Authors: Rene Gutteridge and Michelle Cox
Publisher: Tyndale House Publishers, Inc.
ISBN: 978-1-4143-8659-1

Unlike a crooked nose or being a size A, you can’t fix other people. You can only fix how you view them, the lens by which you see them. You can pray for your children, guide them, live a good example in front of them. But you can’t fix them,” Helen is told in Rene Gutteridge and Michelle Cox’s novel, Just 18 Summers.

At three hundred and eighty-four pages, this paperback targets those interested in Christian fiction involving contemporary family relationships. With no profanity, sex, or violence, it is apropos for mature teenagers and adult readers. After the story, there is a note from Cox, acknowledgements, the authors’ biographies, and ten discussion questions.

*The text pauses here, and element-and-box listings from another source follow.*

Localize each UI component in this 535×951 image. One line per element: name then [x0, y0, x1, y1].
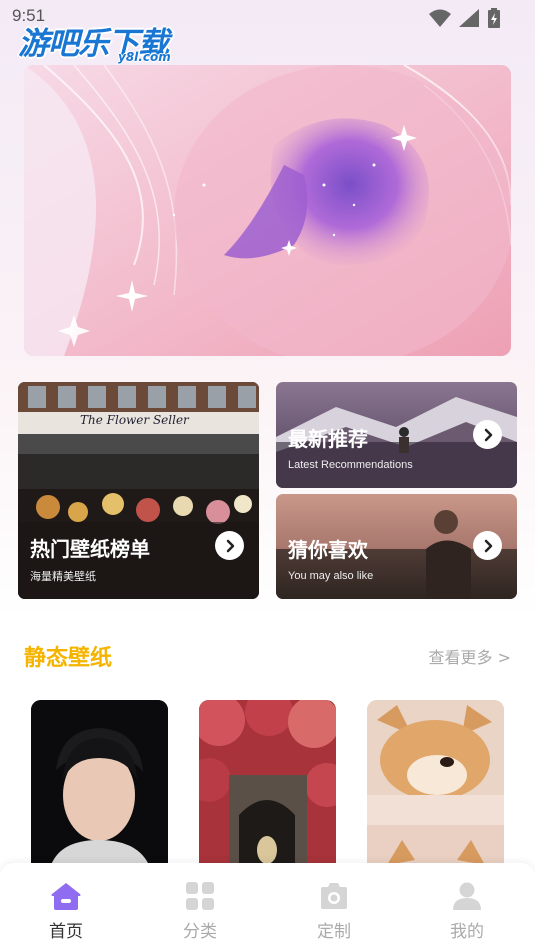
wallpaper-thumb[interactable]	[31, 700, 168, 865]
home-icon	[51, 883, 81, 910]
latest-recommendations-card[interactable]: 最新推荐 Latest Recommendations	[276, 382, 517, 488]
wifi-icon	[429, 9, 451, 27]
guess-card-title: 猜你喜欢	[288, 538, 368, 562]
chevron-right-icon	[484, 428, 492, 441]
tab-category-label: 分类	[183, 922, 217, 942]
tab-custom-label: 定制	[317, 922, 351, 942]
camera-icon	[321, 883, 347, 909]
latest-card-arrow-button[interactable]	[473, 420, 502, 449]
hot-card-subtitle: 海量精美壁纸	[30, 571, 96, 583]
banner-illustration	[24, 65, 511, 356]
guess-card-subtitle: You may also like	[288, 570, 374, 582]
hot-card-arrow-button[interactable]	[215, 531, 244, 560]
view-more-link[interactable]: 查看更多 >	[429, 644, 512, 668]
tab-mine[interactable]: 我的	[437, 881, 497, 942]
banner-carousel[interactable]	[24, 65, 511, 356]
guess-you-like-card[interactable]: 猜你喜欢 You may also like	[276, 494, 517, 599]
battery-icon	[488, 8, 500, 28]
watermark-logo: 游吧乐下载 y8l.com	[18, 18, 183, 66]
hot-card-title: 热门壁纸榜单	[30, 537, 150, 561]
tab-home-label: 首页	[49, 922, 83, 942]
user-icon	[453, 882, 481, 910]
shop-sign: The Flower Seller	[80, 413, 189, 427]
tab-mine-label: 我的	[450, 922, 484, 942]
tab-home[interactable]: 首页	[36, 881, 96, 942]
section-title: 静态壁纸	[24, 646, 113, 671]
signal-icon	[459, 9, 479, 27]
shiba-dog-photo	[367, 700, 504, 865]
portrait-photo	[31, 700, 168, 865]
chevron-right-icon	[484, 539, 492, 552]
status-icons	[429, 8, 501, 28]
latest-card-title: 最新推荐	[288, 427, 368, 451]
tab-category[interactable]: 分类	[170, 881, 230, 942]
bottom-tab-bar: 首页 分类 定制 我的	[0, 863, 535, 951]
chevron-right-icon	[226, 539, 234, 552]
wallpaper-thumb[interactable]	[367, 700, 504, 865]
watermark-sub: y8l.com	[118, 50, 171, 64]
grid-icon	[186, 882, 214, 910]
wallpaper-thumb[interactable]	[199, 700, 336, 865]
hot-wallpaper-card[interactable]: The Flower Seller 热门壁纸榜单 海量精美壁纸	[18, 382, 259, 599]
autumn-tunnel-photo	[199, 700, 336, 865]
latest-card-subtitle: Latest Recommendations	[288, 459, 413, 471]
tab-custom[interactable]: 定制	[304, 881, 364, 942]
guess-card-arrow-button[interactable]	[473, 531, 502, 560]
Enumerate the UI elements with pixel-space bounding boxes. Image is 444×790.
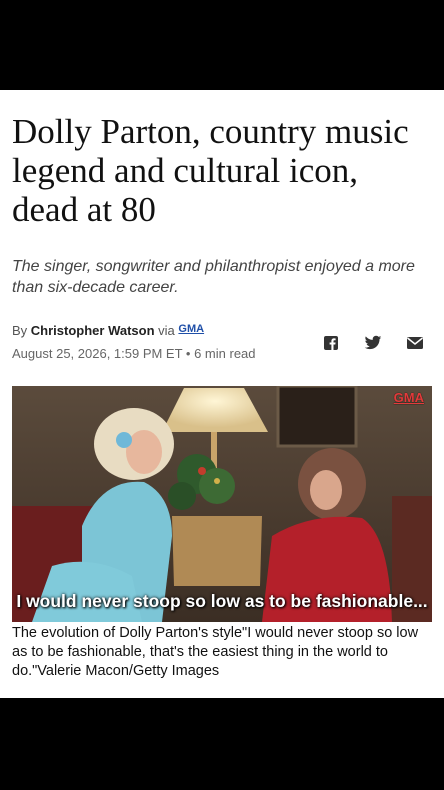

This tender tome involves four families and their personal dynamics after Jenny, the wife of Butch Browning, dies tragically from a car accident. Butch becomes overwhelmed by being solely responsible for his eight year old, precocious daughter, Ava. In turn, Ava misses her mother dearly as she tests her father’s limits continually.

Butch’s sister, Beth, and her husband, Larry, are further along in their family, having their daughter engaged to be married, their older son graduate high school, and their youngest still at home. As Larry tries to correct things he missed during his children’s upbringing by having the “Summer of Intense Fun,” Beth falls into guilt and anger not being able to control anyone anymore.

Next door neighbors, Charles and Helen, over-compensate financially and responsibly their three children whose constant schedules and focus on importance leave more than the parents regretful and distant. As Helen tries to maintain the look of perfection, relationships crumble around her.

Tippy, the foreman of Butch’s construction company, and his wife must learn flexibility and working together as a team when she becomes pregnant and obsessive about raising a child.

As all characters learn to let go and let God handle each one’s path in life, they are forced to adapt and accept decisions made that change not only their lives, they must forgive their own past and realize God’s grace.

Gutteridge and Cox set up a quick read that would make a wholesome Christian television series of families in crisis that learn to cope, trust God, and lean on one another. Readers will laugh, cry, and connect with one or many of the individuals as they, too, relate to their own insecurities and imperfections experienced sometimes well past eighteen years of family living.

Thanks to Tyndale House Publishers, Inc. for furnishing this book in exchange for a review based on the reader’s honest opinion.